Starting this month, personal temple ordinance reservation lists will have a new maximum of 300 rows of reservations per user, FamilySearch announced Monday, November 15.

“This update is intended to encourage members of The Church of Jesus Christ of Latter-day Saints to use all the resources available to complete their ancestors’ temple work in a timely manner,” the FamilySearch blog post states.

If someone reserves a name, the name is unavailable for other people, explained Lynne Van Wagenen, FamilySearch content manager. “And if a person reserves more than they can realistically get done, that prevents those names from getting done at all, at least until the reservation expires.”

The new limit is “a way to make temple work go faster by keeping more names available for members in the Family Tree,” Van Wagenen said.

As Latter-day Saints share family names, other relatives and Church members can help complete the ordinances. In this way, Church members can help each other fulfill sacred obligations to their deceased ancestors. In a letter written October 8, 2012, the First Presidency encouraged those with large numbers of reserved family names to “release these names in a timely manner so the necessary ordinances can be performed.”

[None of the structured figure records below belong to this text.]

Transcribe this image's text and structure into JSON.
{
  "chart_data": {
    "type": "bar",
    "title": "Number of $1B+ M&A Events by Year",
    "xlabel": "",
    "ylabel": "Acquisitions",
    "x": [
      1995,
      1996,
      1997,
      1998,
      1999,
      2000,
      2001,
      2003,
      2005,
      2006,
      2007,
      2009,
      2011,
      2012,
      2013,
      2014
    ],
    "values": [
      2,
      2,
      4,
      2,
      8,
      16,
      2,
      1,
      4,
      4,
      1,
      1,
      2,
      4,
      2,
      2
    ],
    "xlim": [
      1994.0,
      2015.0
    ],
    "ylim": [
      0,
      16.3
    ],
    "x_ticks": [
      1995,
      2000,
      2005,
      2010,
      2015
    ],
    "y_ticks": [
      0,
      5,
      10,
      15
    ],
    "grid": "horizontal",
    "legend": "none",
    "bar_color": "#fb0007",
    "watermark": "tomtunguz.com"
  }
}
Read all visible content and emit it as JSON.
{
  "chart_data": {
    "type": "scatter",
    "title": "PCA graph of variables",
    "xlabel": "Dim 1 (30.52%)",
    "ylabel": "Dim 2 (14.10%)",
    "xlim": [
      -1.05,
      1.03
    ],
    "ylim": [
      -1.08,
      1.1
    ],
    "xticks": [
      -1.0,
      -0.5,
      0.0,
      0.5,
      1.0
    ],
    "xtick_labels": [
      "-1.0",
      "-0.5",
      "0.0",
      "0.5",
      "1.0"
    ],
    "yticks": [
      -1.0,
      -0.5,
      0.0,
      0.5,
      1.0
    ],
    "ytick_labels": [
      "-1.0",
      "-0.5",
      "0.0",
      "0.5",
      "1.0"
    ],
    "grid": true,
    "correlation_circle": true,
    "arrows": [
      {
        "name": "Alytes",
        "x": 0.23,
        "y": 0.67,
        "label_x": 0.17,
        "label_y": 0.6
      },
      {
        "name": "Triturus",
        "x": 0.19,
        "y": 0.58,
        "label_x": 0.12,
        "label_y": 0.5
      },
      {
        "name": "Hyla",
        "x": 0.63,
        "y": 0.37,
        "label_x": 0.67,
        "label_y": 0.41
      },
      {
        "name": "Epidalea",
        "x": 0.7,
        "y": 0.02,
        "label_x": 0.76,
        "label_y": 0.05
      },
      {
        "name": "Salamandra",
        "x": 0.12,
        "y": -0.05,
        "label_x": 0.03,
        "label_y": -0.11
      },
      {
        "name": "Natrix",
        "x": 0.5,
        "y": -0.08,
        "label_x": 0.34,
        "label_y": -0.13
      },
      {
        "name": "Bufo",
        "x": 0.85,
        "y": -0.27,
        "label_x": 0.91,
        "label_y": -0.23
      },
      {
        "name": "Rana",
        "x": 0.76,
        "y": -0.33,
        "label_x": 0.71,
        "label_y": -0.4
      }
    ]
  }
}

Below are some answers to questions regarding the new 300-reservation limit.

What counts toward the reservation limit? Each row on a reservation list is counted once, even when the row represents multiple ordinances. When viewing one’s reservation list, a number count is found in the left sidebar, next to the text, that says “My Reservations.”

What happens if my reservation list is already over the limit? If a user’s temple reservation list has more than 300 rows of reservations when the update occurs, none of those family names will be automatically released — the user simply won’t be able to reserve more. The names will remain on that individual’s reservation list until they are completed, shared or reach their assigned expiration date. The ordinances will be shared with the temple when the reservation expires.

When will this limit be put in place? Van Wagenen said emails will be sent today to those who are affected, and the update will roll out in coming days. This is the first time FamilySearch has placed a maximum on personal temple reservation lists.

After I reach the limit, how do I keep track of family names that I might want to reserve later? Some people reserve names because they are afraid they will not be able to find them again in the Family Tree, Van Wagenen said. The Following list feature lets users bookmark ancestors whose ordinances they might want to reserve in the future. They can add the Temple Reservation label to distinguish these names from others they follow for other purposes.

How do I share family names? Another reason users maintain large reservation lists is because they want to share cards with their family members and keep track of ordinances as they are completed, Van Wagenen said. The new family groups feature allows family members to share their reserved family names with the group and track completion. Family names can also be shared by email with family members and friends or shared to the temple inventory.

Van Wagenen acknowledged this new limit may be a challenge for many. She reiterated President Russell M. Nelson’s reminder during October 2021 general conference that the methods associated with the Lord’s work can change as “inspired direction comes to those who preside at a given time.”

“A little at a time, we learn how to do things better, and things change, and that’s OK,” Van Wagenen added.